What's the difference between sending -release or -drain to an Autorelease Pool?
Asked Answered
D

3

19

In many Books and on many Sites I see -drain. Well, for an Autorelease Pool that sounds cool. But does it do anything other than an release? I would guess -drain just makes the Pool to -release all it's objects, without releasing the Pool itself. Just a guess.

Dyke answered 28/4, 2009 at 11:28 Comment(0)
M
25

Note that the comments on oxigen's answer saying that -drain does not release the NSAutoreleasePool are not correct. The documentation for NSAutoreleasePool clearly says that -drain releases (and thus destroys) the NSAutoreleasePool.

-drain is a replacement for using -release for NSAutoreleasePool objects, the only difference being that provides a hint to the garbage collection system.

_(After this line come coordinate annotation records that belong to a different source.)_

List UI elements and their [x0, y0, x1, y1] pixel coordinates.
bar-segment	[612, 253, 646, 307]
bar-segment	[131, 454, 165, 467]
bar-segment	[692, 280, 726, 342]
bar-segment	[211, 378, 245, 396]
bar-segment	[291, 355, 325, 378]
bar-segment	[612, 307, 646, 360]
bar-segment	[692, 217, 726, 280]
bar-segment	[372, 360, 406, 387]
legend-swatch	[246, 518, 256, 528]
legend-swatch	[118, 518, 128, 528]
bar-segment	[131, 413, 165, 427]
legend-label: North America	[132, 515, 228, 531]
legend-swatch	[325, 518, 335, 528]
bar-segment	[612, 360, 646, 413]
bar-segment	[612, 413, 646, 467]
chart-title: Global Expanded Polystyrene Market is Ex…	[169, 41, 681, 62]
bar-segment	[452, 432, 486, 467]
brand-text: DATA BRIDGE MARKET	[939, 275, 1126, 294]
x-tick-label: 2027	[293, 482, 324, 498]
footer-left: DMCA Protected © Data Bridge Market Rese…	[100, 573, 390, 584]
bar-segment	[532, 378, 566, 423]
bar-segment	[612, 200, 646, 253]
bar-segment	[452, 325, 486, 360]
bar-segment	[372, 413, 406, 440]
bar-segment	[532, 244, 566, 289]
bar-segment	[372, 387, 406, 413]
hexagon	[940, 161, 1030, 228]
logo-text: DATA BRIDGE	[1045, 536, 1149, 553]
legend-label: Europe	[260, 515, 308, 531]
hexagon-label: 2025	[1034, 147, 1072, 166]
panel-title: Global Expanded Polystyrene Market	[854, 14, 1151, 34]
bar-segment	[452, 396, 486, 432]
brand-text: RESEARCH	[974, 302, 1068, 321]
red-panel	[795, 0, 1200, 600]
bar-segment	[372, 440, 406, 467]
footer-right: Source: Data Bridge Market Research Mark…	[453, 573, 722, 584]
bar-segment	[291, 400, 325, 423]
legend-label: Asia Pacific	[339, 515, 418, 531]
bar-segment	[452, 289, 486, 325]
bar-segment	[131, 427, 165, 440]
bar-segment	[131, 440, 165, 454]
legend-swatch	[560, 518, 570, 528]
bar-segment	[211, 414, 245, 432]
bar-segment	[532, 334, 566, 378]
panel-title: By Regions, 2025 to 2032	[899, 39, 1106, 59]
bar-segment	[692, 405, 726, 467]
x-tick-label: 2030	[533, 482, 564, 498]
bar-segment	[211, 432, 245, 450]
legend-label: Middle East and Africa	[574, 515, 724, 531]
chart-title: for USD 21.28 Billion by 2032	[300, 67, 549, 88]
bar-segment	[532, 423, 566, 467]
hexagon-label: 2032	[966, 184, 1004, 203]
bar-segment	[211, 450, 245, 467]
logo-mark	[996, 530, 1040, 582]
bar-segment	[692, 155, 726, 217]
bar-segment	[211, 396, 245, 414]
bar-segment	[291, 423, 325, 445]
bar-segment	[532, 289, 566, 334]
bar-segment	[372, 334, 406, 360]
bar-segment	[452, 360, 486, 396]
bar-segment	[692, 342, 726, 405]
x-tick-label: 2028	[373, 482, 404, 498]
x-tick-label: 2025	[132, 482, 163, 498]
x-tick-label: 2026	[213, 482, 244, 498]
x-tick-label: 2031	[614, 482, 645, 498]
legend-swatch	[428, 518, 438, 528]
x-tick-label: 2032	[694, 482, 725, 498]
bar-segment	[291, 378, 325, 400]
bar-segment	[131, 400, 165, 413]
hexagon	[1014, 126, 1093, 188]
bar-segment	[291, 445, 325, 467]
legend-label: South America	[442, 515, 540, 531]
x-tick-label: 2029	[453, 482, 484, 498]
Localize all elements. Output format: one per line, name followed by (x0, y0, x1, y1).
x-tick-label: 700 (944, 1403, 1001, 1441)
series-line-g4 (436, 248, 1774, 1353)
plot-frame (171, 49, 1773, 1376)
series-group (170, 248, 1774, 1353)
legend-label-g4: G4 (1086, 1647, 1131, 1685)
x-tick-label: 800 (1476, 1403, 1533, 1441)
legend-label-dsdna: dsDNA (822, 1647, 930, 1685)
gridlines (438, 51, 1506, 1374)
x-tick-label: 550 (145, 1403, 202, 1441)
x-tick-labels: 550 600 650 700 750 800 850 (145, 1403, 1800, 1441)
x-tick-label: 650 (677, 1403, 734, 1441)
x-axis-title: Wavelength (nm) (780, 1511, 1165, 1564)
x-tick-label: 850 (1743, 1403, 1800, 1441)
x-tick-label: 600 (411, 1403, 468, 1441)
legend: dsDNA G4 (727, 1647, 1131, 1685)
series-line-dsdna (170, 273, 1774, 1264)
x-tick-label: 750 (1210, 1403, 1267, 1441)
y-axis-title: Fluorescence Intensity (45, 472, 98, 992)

Moonmoonbeam answered 28/4, 2009 at 18:25 Comment(3)
Thanks. So on iPhone OS it's better to use -release rather than -drain?Dyke
In a non-GC environment they are the same. Except in the rare case where you wouldn't want to provide a hint to the GC system for some reason if the code were ever used in GC mode, there's no reason to use release instead of drain in code targeting 10.4+.Moonmoonbeam
Apple doesn't know in advance if someone will be making their program target pre-10.4, and there's no value in providing a hint to the GC system just before exiting anyway, making release a better choice in that specific case.Moonmoonbeam
C
10

If your system has a garbage Collection, then -drain send message (objc_collect_if_needed) for GC

If you haven't GC, then drain = release

Clo answered 28/4, 2009 at 11:33 Comment(5)
-retain and -drain methods does not change retainCount of NSAutoreleasePool object They only send release message to all objects in pool I don't know, how and when NSAutoreleasePool objects are destroing (((Clo
No, drain does release the pool. There's no magic when it comes to autorelease pools and retain counts, they follow the same rules as any other object except they can't be retained or autoreleased (which wouldn't make much sense anyway).Yeisk
Marc Charbonneau But why I can write: NSAutoreleasePool *pool = [[NSAutoreleasePool alloc]init]; [pool release]; [pool release]; [pool release]; [pool release]; ..... [pool release]; And it's work. And even after this, pool retainCount = 1Clo
That shouldn't be. Actually, the ARP should get destroyed after -release, right?Dyke
oxigen, in your example there's no allocation happening after your releases, so you are likely just interacting with the intact-but-now-garbage memory of a destroyed object. Just because a call to a destroyed object happens to work doesn't mean that call is valid. As for retainCount returning 1, perhaps retainCount just always returns 1 for NSAutoreleasePool since it has unusual retain semantics. Even if there were some implementation detail making it last slightly longer, since the documentation explicitly says it's deallocated when drained or released you should assume that it is.Moonmoonbeam
U
10

Oxigen is right, see the documentation for method drain of NSAutoreleasePool:

In a reference-counted environment, releases and pops the receiver; in a garbage-collected environment, triggers garbage collection if the memory allocated since the last collection is greater than the current threshold.